Soy mujer y abogada. En paralelo con el ejercicio siempre tuve interés por los derechos de la mujer; la única militancia que he tenido en mi vida es el feminismo. Empecé en los años 70 y con el tiempo trabajé como activista por el reconocimiento de los derechos humanos de las mujeres, su formación y empoderamiento de manera que logremos autonomía económica. En este momento estoy al frente de Voces Vitales de Venezuela, es una organización que promueve el liderazgo de las mujeres, y el trabajo para la prevención y atención de la violencia de género.
Me interesan las comunidades de mujeres y establecer relaciones de sororidad. También la identificación de los estereotipos que enfrentan, sus discriminaciones y situaciones de violencia. Siempre me sentí bien recibida en los grupos de mujeres, diría que no solamente han sido una comunidad de intereses ideológicos y profesionales, sino que mis amigas de la vida, y compañeras de tantos años, vienen de esos grupos. Ahí se construye un tejido social que se alimenta de esa comunidad que comparte intereses, metas y trabajo. Creo que eso ha sido un pilar muy importante para mí, porque además del activismo feminista, tengo una vida. Me he casado dos veces, tengo dos hijos de mi primer matrimonio y llevo más de 30 años en mi segundo matrimonio.
En la medida en que uno es un ser social, de relaciones, un ser lector, uno va encontrando identificaciones, intereses comunes, solidaridad, y va construyendo una manera de vivir, actuar, y comprometerse; eso es lo que va a construir una voz.

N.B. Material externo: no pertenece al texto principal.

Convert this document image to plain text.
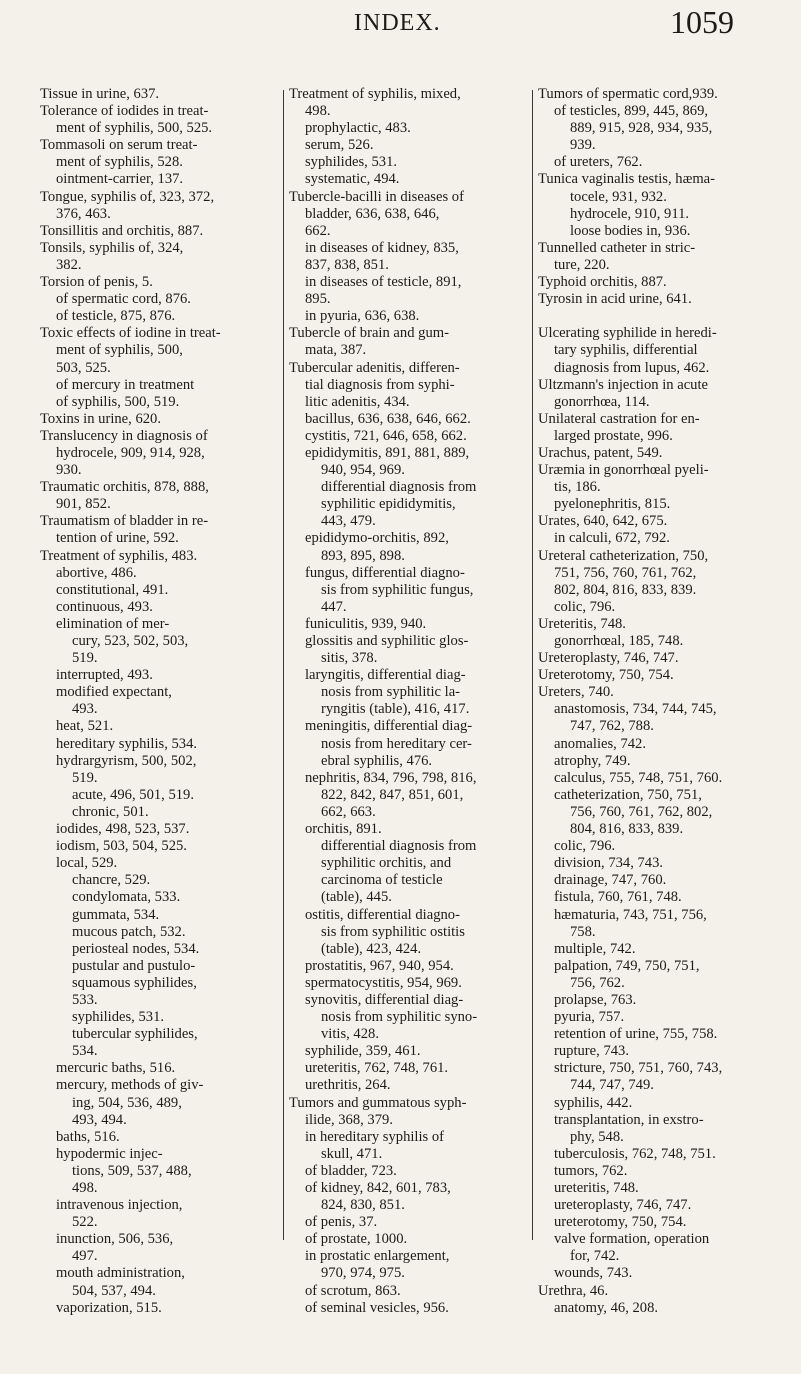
INDEX.	1059
Tissue in urine, 637.
Tolerance of iodides in treat-
ment of syphilis, 500, 525.
Tommasoli on serum treat-
ment of syphilis, 528.
ointment-carrier, 137.
Tongue, syphilis of, 323, 372,
376, 463.
Tonsillitis and orchitis, 887.
Tonsils, syphilis of, 324,
382.
Torsion of penis, 5.
of spermatic cord, 876.
of testicle, 875, 876.
Toxic effects of iodine in treat-
ment of syphilis, 500,
503, 525.
of mercury in treatment
of syphilis, 500, 519.
Toxins in urine, 620.
Translucency in diagnosis of
hydrocele, 909, 914, 928,
930.
Traumatic orchitis, 878, 888,
901, 852.
Traumatism of bladder in re-
tention of urine, 592.
Treatment of syphilis, 483.
abortive, 486.
constitutional, 491.
continuous, 493.
elimination of mer-
cury, 523, 502, 503,
519.
interrupted, 493.
modified expectant,
493.
heat, 521.
hereditary syphilis, 534.
hydrargyrism, 500, 502,
519.
acute, 496, 501, 519.
chronic, 501.
iodides, 498, 523, 537.
iodism, 503, 504, 525.
local, 529.
chancre, 529.
condylomata, 533.
gummata, 534.
mucous patch, 532.
periosteal nodes, 534.
pustular and pustulo-
squamous syphilides,
533.
syphilides, 531.
tubercular syphilides,
534.
mercuric baths, 516.
mercury, methods of giv-
ing, 504, 536, 489,
493, 494.
baths, 516.
hypodermic injec-
tions, 509, 537, 488,
498.
intravenous injection,
522.
inunction, 506, 536,
497.
mouth administration,
504, 537, 494.
vaporization, 515.
Treatment of syphilis, mixed,
498.
prophylactic, 483.
serum, 526.
syphilides, 531.
systematic, 494.
Tubercle-bacilli in diseases of
bladder, 636, 638, 646,
662.
in diseases of kidney, 835,
837, 838, 851.
in diseases of testicle, 891,
895.
in pyuria, 636, 638.
Tubercle of brain and gum-
mata, 387.
Tubercular adenitis, differen-
tial diagnosis from syphi-
litic adenitis, 434.
bacillus, 636, 638, 646, 662.
cystitis, 721, 646, 658, 662.
epididymitis, 891, 881, 889,
940, 954, 969.
differential diagnosis from
syphilitic epididymitis,
443, 479.
epididymo-orchitis, 892,
893, 895, 898.
fungus, differential diagno-
sis from syphilitic fungus,
447.
funiculitis, 939, 940.
glossitis and syphilitic glos-
sitis, 378.
laryngitis, differential diag-
nosis from syphilitic la-
ryngitis (table), 416, 417.
meningitis, differential diag-
nosis from hereditary cer-
ebral syphilis, 476.
nephritis, 834, 796, 798, 816,
822, 842, 847, 851, 601,
662, 663.
orchitis, 891.
differential diagnosis from
syphilitic orchitis, and
carcinoma of testicle
(table), 445.
ostitis, differential diagno-
sis from syphilitic ostitis
(table), 423, 424.
prostatitis, 967, 940, 954.
spermatocystitis, 954, 969.
synovitis, differential diag-
nosis from syphilitic syno-
vitis, 428.
syphilide, 359, 461.
ureteritis, 762, 748, 761.
urethritis, 264.
Tumors and gummatous syph-
ilide, 368, 379.
in hereditary syphilis of
skull, 471.
of bladder, 723.
of kidney, 842, 601, 783,
824, 830, 851.
of penis, 37.
of prostate, 1000.
in prostatic enlargement,
970, 974, 975.
of scrotum, 863.
of seminal vesicles, 956.
Tumors of spermatic cord,939.
of testicles, 899, 445, 869,
889, 915, 928, 934, 935,
939.
of ureters, 762.
Tunica vaginalis testis, hæma-
tocele, 931, 932.
hydrocele, 910, 911.
loose bodies in, 936.
Tunnelled catheter in stric-
ture, 220.
Typhoid orchitis, 887.
Tyrosin in acid urine, 641.

Ulcerating syphilide in heredi-
tary syphilis, differential
diagnosis from lupus, 462.
Ultzmann's injection in acute
gonorrhœa, 114.
Unilateral castration for en-
larged prostate, 996.
Urachus, patent, 549.
Uræmia in gonorrhœal pyeli-
tis, 186.
pyelonephritis, 815.
Urates, 640, 642, 675.
in calculi, 672, 792.
Ureteral catheterization, 750,
751, 756, 760, 761, 762,
802, 804, 816, 833, 839.
colic, 796.
Ureteritis, 748.
gonorrhœal, 185, 748.
Ureteroplasty, 746, 747.
Ureterotomy, 750, 754.
Ureters, 740.
anastomosis, 734, 744, 745,
747, 762, 788.
anomalies, 742.
atrophy, 749.
calculus, 755, 748, 751, 760.
catheterization, 750, 751,
756, 760, 761, 762, 802,
804, 816, 833, 839.
colic, 796.
division, 734, 743.
drainage, 747, 760.
fistula, 760, 761, 748.
hæmaturia, 743, 751, 756,
758.
multiple, 742.
palpation, 749, 750, 751,
756, 762.
prolapse, 763.
pyuria, 757.
retention of urine, 755, 758.
rupture, 743.
stricture, 750, 751, 760, 743,
744, 747, 749.
syphilis, 442.
transplantation, in exstro-
phy, 548.
tuberculosis, 762, 748, 751.
tumors, 762.
ureteritis, 748.
ureteroplasty, 746, 747.
ureterotomy, 750, 754.
valve formation, operation
for, 742.
wounds, 743.
Urethra, 46.
anatomy, 46, 208.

Creo además que la voz se construye cada día. A mí me gusta tener una presencia activa en los sitios donde tengo la oportunidad de estar. Yo creo que uno debe ser partícipe porque además es una elección —estoy ahí porque me gusta y quiero—. Entonces, si me gusta y quiero, hay que levantar la mano. Incluso si es para contraponer ideas. La única manera de que sea un protagonismo activo, es con algo de atrevimiento.
Creo que todos tenemos historias que contar. Historias de éxito y también de derrotas personales y profesionales. Eso de que no me arrepiento de nada tampoco es verdad, en la medida en que van transcurriendo los años dices: ¡Caramba! Hubiera podido, en vez de hacer este trabajo, hacer este otro. Cuestionarse es lo mínimo que uno puede hacer porque eso de instalarse en una zona de confort y regodearse de eso, me parece que revela cierta pobreza de espíritu. Hay que tener los ojos abiertos y un poco de tolerancia. Tolerancia no sólo a los otros, sino tolerancia a mí misma. He aprendido a aceptarme, he tratado de aprender a comprenderme, perdonarme, tolerarme; y trato también de aplicar eso a los demás. Creo en que hay un camino de tolerancia y solidaridad que tenemos que caminar, y que solo se puede trabajar caminando juntos.
Me gradué de abogada en la Universidad Católica, y me fui a estudiar tres años en Francia, desde 1975 a 1978, con una beca de la Fundación Gran Mariscal de Ayacucho. Eran momentos de efervescencia y no había que apurarse mucho, bastaba con tener los ojos abiertos y las orejas paradas. Cuando regresé de Francia se estaban creando los primeros grupos feministas aquí en Venezuela y ahí encontré mi espacio, porque creo en la necesidad de participar en el medio donde vives. Si yo vivo en Venezuela es porque quiero vivir aquí, quiero estar incorporada a la vida de aquí, quiero ser partícipe y protagonista del lugar donde me desempeño y vivo. Estoy contenta de vivir en Venezuela, no sería un autor de cambio en ninguna otra parte del mundo.
Diría que la vida misma me inspira. Me levanto cada día porque tengo cosas que hacer que yo misma he elegido hacer. Hago lo que hace todo el mundo para resolver su vida cotidiana y le echo pichón, porque no hay de otra. También siento que cada día hago algo que me hace mejor persona, de alguna forma. La calidad humana me parece indispensable, que la gente viva de acuerdo con valores. Me gustaría que si van a recordarme pensaran que «viví de acuerdo a lo que creía; y fui una razonable, buena persona».